Segundo a endocrinologista Joana Dantas, do Hospital Universitário Clementino Fraga Filho (UFRJ), alguns fatores aumentam o risco: histórico familiar de diabetes tipo 2, sobrepeso antes da gravidez, ganho de peso acima do recomendado, idade materna acima de 35 anos e diabetes gestacional em gravidez anterior, entre outros.
Nada disso significa que a gestante fez algo errado — só que vale a pena ficar mais atenta. Joana explica que o que mais protege, nesse caso, é constância: comer bem, evitar longos períodos em jejum, priorizar fibras e carboidratos complexos como aveia e batata-doce, e se manter em movimento — cerca de 150 minutos de atividade física leve por semana, sempre com liberação médica.
Um dos avanços que vem mudando esse acompanhamento são os sensores de monitoramento contínuo da glicose.
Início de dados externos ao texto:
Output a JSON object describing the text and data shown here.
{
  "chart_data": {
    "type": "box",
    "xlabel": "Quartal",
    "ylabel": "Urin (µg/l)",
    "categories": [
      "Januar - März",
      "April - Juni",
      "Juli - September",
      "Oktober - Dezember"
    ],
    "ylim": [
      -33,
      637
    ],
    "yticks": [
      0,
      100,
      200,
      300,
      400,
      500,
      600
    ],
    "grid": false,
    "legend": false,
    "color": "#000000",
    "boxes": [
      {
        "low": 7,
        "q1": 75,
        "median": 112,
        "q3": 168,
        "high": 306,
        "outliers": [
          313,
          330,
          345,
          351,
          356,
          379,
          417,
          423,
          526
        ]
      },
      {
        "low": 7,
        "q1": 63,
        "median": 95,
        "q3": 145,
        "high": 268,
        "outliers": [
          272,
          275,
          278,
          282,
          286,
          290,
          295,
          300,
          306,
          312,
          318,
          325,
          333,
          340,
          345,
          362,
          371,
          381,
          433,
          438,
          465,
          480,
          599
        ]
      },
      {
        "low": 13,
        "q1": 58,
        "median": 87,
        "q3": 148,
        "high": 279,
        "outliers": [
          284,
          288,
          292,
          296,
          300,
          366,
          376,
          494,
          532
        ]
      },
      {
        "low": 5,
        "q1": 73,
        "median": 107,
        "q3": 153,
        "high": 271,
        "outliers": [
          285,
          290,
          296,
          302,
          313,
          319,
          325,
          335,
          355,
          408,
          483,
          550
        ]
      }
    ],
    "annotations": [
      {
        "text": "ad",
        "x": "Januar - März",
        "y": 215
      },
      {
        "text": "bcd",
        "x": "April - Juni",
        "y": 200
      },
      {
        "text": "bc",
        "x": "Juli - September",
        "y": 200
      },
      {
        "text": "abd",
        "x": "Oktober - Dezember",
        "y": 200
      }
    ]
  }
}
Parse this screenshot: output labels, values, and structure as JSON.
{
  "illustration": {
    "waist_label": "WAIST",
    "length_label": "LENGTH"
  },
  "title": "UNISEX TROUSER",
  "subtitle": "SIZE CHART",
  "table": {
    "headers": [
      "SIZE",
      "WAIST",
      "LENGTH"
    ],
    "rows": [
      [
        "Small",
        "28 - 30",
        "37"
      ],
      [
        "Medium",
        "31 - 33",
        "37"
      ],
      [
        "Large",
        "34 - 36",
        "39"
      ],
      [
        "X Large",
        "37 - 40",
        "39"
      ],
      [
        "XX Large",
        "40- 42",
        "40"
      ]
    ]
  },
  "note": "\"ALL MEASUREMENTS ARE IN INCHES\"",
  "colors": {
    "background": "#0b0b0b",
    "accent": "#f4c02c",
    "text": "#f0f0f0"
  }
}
A picada no dedo mostra uma foto do momento; o sensor, usado por dias seguidos, mostra o filme inteiro — picos, quedas, o comportamento da glicemia enquanto a gestante dorme, come, se exercita. É esse histórico completo que ajuda o médico a ajustar o tratamento com mais precisão.
A MedLevensohn, indústria brasileira de saúde, é uma das empresas que produz esse tipo de sensor no país. O modelo Smart 2.0 tem aprovação da Anvisa, pode ser usado por até 15 dias, é resistente à água e é um dos únicos liberados para uso em crianças a partir dos dois anos.
Priscila foi uma das gestantes que passou a usar o dispositivo. “Cortamos tudo — massas, açúcar. Chorei ao ver um chocolate e pensar que não podia comer”, lembra. A rotina virou outra: insulina, alimentação ajustada, caminhadas leves — ela tem hérnia de disco lombar, então não podia forçar mais que isso. No último mês da gravidez, em vez de ganhar peso, perdeu sete quilos, com segurança, sob acompanhamento.
Hoje o filho de Priscila tem quatro anos, saudável, sem nenhuma alteração glicêmica. Ela segue se cuidando — caminha, evita frituras e doces, porque na família há histórico de diabetes. O que ela guarda da experiência é simples: o corpo avisa. Se algo parecer diferente — inchaço fora do padrão, sede ou fome que não faz sentido, vontade de doce que não passa — vale voltar ao médico e pedir os exames de novo, mesmo que a primeira resposta tenha sido “está tudo bem”.